WP2 – P1 Summary
MatISSE WP2 – Modelling of irradiation-induced hardening and creep in F/M alloys
Summary of periodic report 1.11.2013 – 30.04.2015
In WP2, electronic structure, atomistic and dislocation calculation techniques are combined in order to provide an explanation in terms of physical mechanisms for the experimental observations concerning irradiation hardening and creep in high-Cr ferritic/martensitic steels. These are modelled as Fe-Cr-X alloys (where X stands for any additional element) in the case of the study of irradiation hardening, and as Fe in the case of the modelling of irradiation creep.
Modelling of irradiation hardening in F/M alloys (MEFISTO):
The microstructural features mainly responsible for hardening in these alloys are dislocation loops and Cr-rich precipitates, that can be classified in two families: radiation-induced CrNiSiP precipitates and radiation-enhanced Cr precipitates. Previous studies showed that the CrNiSiP precipitates seem to be main responsible for radiation hardening in these types of alloys, thus the MEFISTO research area focuses on developing models that describe the formation of these precipitates as a consequence of precise physical mechanisms that are investigated using electronic structure calculation and atomistic models, as well as experiments. The results of the investigation are meant to lead to the development of models that can predict the nanostructure evolution under irradiation in Fe-Cr-X alloys, in particular the formation of loops and both types of precipitates and then, via dislocation dynamics simulations, provide an assessment of the hardening produced.
At the moment extensive electronic structure calculations have been performed, that allowed a semi-empirical interatomic potential to be fitted for the Fe-Cr-Ni bcc system, currently being validated and to be used for dislocation/defect interaction studies. Moreover, the basis has been set for kinetic Monte Carlo models meant to describe the microchemical and nanostructural evolution of these alloys under irradiation. The experimental programme has been designed and the neutron and ion irradiations performed.
Modelling of irradiation creep in F/M alloys (MOIRA):
Irradiation creep is a complex phenomenon that leads to stress relaxation and irreversible deformation under irradiation that occurs even if the load applied to the material is below the yield (limit to swtich from elastic to plastic deformation regime) and the temperature is too low for thermal creep to occur.
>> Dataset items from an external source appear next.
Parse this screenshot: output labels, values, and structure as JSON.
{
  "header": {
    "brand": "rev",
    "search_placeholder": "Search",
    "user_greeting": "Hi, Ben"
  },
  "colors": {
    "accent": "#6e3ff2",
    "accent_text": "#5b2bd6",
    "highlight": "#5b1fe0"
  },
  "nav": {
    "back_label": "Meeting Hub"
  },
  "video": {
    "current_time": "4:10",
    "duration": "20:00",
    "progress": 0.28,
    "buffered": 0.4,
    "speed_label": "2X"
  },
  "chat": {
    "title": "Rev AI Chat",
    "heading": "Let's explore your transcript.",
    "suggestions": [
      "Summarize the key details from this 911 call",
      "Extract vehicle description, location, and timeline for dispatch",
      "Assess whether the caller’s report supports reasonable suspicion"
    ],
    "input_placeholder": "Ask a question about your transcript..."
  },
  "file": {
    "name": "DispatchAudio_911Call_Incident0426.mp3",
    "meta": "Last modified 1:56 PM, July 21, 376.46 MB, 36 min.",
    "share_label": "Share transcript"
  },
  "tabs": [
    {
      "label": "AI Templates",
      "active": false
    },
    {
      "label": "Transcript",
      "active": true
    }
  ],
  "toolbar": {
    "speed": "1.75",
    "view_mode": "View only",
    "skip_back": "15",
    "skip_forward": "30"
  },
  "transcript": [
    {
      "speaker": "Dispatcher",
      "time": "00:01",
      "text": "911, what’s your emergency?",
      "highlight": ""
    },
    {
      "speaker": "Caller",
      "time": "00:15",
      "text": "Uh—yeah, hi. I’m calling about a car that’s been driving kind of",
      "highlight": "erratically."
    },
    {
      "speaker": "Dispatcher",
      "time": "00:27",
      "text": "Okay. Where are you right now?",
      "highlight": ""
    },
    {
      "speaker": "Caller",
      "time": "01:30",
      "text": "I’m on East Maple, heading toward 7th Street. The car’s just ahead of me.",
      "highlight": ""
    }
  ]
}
Several atomic level mechanisms can be invoked to explain this phenomenon, all of them related to the biased way for dislocation loops to grow under simultaneous irradiation and application of stress, as well as for dislocation lines to climb and overcome obstacles, i.e. in essence to the bias when absorbing radiation-defects. Atomistic techniques are therefore going to be applied to explore in detail these mechanisms and assess their likeliness. Eventually, these mechanisms will be introduced in a set of equations that describe the evolution of the creep strain as a function of irradiation dose.
At the moment an exhaustive literature review of creep mechanisms has been produced, the basis for atomistic studies of the fundamental mechanisms leading to creep have been set and first equations have been written.
List of abbreviations:
AKMC Atomistic kinetic Monte Carlo
APT Atom-probe tomography
Bcc Body-centred cubic
DFT Density functional theory
Fcc Face-centred cubic
FE Finite elements
KMC Kinetic Monte Carlo
OKMC Object kinetic Monte Carlo
PAS Positron annihilation spectroscopy
SCMF Self-consistent mean field
SANS Small angle neutron scattering
TEM Transmission electron microscopy